Australian Couple Denied Their Freedom to Marry

From Full Marriage Equality:
[I and my brother] are both in our late thirties, Caucasian, and live in Australia. [...] [We both] come from middle income families with many brothers and sisters, some half, some full and some through our adoptions. [...] I was married for a long time. The relationship dissolved on good grounds. It wasn't long after the marriage end that our relationship started. We live with my children.
[...] We had no contact growing up after we were given up for adoption. I was a preschooler and he was a toddler when we were put in a children’s home. We didn't meet again until our late teens when the adoption laws in Australia changed and allowed us to find each other.
[...] [Our becoming involved] was definitely a sudden event from my point of view. He says that he had been thinking about it and fantasizing about it for a while. He made the first move in my opinion, but he likes to remind me that I didn't argue with him. We had both probably had a few too many drinks that night which helped to let our guards down. My memory of the night is a little more sketchy than his as I don't really drink. [...] [I felt n]ervous, curious and excited. I wanted to touch him and much as he did me. To feel the closeness that we were both looking for at the time. [...] Legally we both knew that it shouldn't be happening. It has never felt wrong. When we are together it just feels right.
[...] [We've b]een 'together' five years committed to each other for three and living as a married couple for the past year. He is my brother, best friend, partner, lover and the only person on the planet that can push me to the point that I want to strangle him while I am curled up on his chest. I can't imagine being without him and he has said me to me that we would run away if we had to. [...] I am the same to him as he is to me. I am his rock and he is mine.
[...] One friend found out at a rather difficult moment of my life. She didn't take it well. She had always hoped that they could have a relationship. She had always had a crush on him and had a one night stand once. She threatened to call child protection and the police. I had to convince her that it wasn’t going on and now don't speak to her anymore. As for family they have had their suspicions but have never had any proof. No one knows us as a couple and we don't tend to be able to go away as I am primary caregiver of my kids.
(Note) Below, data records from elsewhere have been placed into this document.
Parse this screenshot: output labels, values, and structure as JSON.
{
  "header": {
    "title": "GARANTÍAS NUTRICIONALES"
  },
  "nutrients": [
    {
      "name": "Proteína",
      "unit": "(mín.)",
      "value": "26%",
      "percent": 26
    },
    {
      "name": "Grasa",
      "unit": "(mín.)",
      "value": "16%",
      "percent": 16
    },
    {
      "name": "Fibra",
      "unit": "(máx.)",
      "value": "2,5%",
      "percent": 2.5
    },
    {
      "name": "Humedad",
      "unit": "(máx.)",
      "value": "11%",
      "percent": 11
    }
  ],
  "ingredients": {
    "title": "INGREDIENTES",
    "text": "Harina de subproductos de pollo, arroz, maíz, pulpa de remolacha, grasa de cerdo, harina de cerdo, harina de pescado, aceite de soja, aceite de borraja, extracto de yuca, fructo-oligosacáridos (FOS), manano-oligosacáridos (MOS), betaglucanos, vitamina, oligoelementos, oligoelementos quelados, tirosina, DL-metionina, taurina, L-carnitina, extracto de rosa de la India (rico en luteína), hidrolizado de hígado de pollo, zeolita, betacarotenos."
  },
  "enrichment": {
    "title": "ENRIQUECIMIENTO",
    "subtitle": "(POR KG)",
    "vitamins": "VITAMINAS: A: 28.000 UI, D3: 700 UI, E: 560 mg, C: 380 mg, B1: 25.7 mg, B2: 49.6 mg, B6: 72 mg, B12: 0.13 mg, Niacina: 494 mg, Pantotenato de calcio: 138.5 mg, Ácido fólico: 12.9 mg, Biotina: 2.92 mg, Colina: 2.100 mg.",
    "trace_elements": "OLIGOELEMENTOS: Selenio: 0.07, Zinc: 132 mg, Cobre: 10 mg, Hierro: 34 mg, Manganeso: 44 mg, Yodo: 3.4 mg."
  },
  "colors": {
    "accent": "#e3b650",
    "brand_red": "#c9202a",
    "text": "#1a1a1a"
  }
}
[...] The disadvantages are huge, such as the inability to behave like a normal couple around family and friends, and not being able to tell people how happy you are. The family are constantly telling us that we should find ourselves someone special, that we don't want to be alone all our lives. You can tell them a thousand times that you are happy but they just say 'yes right now you are but what about later on?' On the flip side I think that the advantage is the level of trust. We know each other better than we know ourselves some times. He has my back and I have his. We protect each other from the outside world.  Our bedroom is our bubble. No one can hurt us in here. 
[...] I am neither the prey nor predator and nor is he. We are both very willing participants. If people disapprove that is their business. We don't impart our beliefs on their lives so they can butt out of ours. We don't ask for their opinions or permission. Nor do we push our choice on anyone else.
[...] One day we would like to 'run away' i.e. create some distance so that we can try and live a somewhat normal existence. TRAVEL!!! He once told me that he looks forward to walking around Venice, holding my hand and kissing me if he chooses to without fear of being caught. I can't wait to feel that sort of freedom.
[...] You can't always choose who you fall in love with, who makes you feel safe and sexy, who you can't be without, who you would move heaven and earth for, who you would give your life for. We can't change how we feel about each other nor do we want to. Who has the right to tell us that we can't be together?  Does anyone have the right to make us miserable by forcing us to live separate lives?  What is anyone going to gain from that?  I love him with all of my being and he loves me with every thing he has.  That's all that really matters.